UAE Portrait of a Nation: The fashion designer who eschews labels and brands

The Ethiopian-born designer has lived in Dubai for the past 13 years. She wears her own designs and talks about her work as part of a lifestyle commonly associated with 'good fashion'.

DUBAI // Feiruza Mudessir’s striking and beautiful designs can be traced back to her childhood, spent in Ethiopia and India, with their bustling streets filled with colour.

Her designs, under her own label Finchitua, are a dazzling blend of African-retro streetwear.

Feiruza, 34, was born in Ethiopia, grew up in India and for the past 13 years she has been living in Dubai, where she found the opportunity and inspiration to launch her business.

She is humble and shy. She wears her own creations and talks about designer clothes as part of a lifestyle that does not have to fall in line with brands and price tags commonly associated with “good fashion”.

“I can buy a T-shirt that is Dh30 and will make it my own,” she says. “I’m not into labels, and I’m not into brands.”

Feiruza came to the UAE after graduation to work at her uncle’s import-export business.

“After a while I wanted to start pursuing a career in fashion and started as a saleswoman at Mango,” she says.

“I continued my studies at the Centre for Executive Education in Knowledge Village and received a diploma in fashion.”

Living in the UAE, she was inspired by the local culture and by the people from many other nationalities, their clothes and the opportunities the country offered.

“The UAE exposed me to a multicultural and diverse sense of fashion,” she says.

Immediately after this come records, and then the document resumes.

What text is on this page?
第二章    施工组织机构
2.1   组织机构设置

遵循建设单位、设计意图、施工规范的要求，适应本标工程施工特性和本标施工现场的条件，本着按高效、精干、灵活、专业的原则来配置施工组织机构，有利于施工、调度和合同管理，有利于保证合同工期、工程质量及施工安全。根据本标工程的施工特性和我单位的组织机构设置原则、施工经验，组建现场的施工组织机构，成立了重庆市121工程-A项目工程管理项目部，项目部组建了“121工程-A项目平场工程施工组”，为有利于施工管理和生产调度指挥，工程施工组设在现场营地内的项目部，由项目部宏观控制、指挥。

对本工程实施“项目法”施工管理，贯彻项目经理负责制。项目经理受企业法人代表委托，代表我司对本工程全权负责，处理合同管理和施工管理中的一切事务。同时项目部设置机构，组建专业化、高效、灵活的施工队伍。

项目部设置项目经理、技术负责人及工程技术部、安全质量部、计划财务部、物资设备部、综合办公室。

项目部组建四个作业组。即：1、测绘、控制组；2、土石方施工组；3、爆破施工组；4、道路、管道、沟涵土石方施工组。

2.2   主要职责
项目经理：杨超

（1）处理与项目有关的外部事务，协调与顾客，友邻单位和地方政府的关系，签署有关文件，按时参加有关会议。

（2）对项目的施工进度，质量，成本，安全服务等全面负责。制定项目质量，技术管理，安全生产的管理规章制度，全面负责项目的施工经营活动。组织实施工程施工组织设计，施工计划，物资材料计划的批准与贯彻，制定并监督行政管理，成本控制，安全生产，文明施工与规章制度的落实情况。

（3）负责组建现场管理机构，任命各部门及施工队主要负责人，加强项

“In Dubai you feel inspired every day, and I even adopted traditional clothing and incorporated them into my fashion line.

“I want my fashion line to reflect where I came from and the places I’ve been.”

With almost 7,000 followers on her Instagram and Facebook accounts, Feiruza says that most of her clients, about 80 per cent, are from the GCC.

“One of my most popular items is the bisht, a traditional men’s cloak popular in the region, but they are made for women,” she says. “Women wear them over their clothes as a stylish item.

“I have a jacket called Mirchi Masala, which translates as ‘mixed spices’.

“It includes designs from Ethiopia, India and the UAE.”

Feiruza says she hopes to open her own online boutique and design more items for men.

“I would like to have a man’s collection and design a kandura – if anyone would dare wear it.”

She creates ballroom gowns to order and customers can reach her on social media. But for the full experience, people can see her collection every Friday at the Ripe Market in Zabeel Park.

“It’s not easy breaking into the fashion world and I all I know is that I want to do things my way,” Feiruza says.

Finchitua, which in Amharic, the official language of Ethiopia, means, “that girl with the gap”.

“All the women in my family have a gap in their teeth and the name is very dear to me,” she says.

Feiruza says that her mother has been her inspiration, despite them living apart for most of her life. “My mother was always working for us and I am inspired and I appreciate that.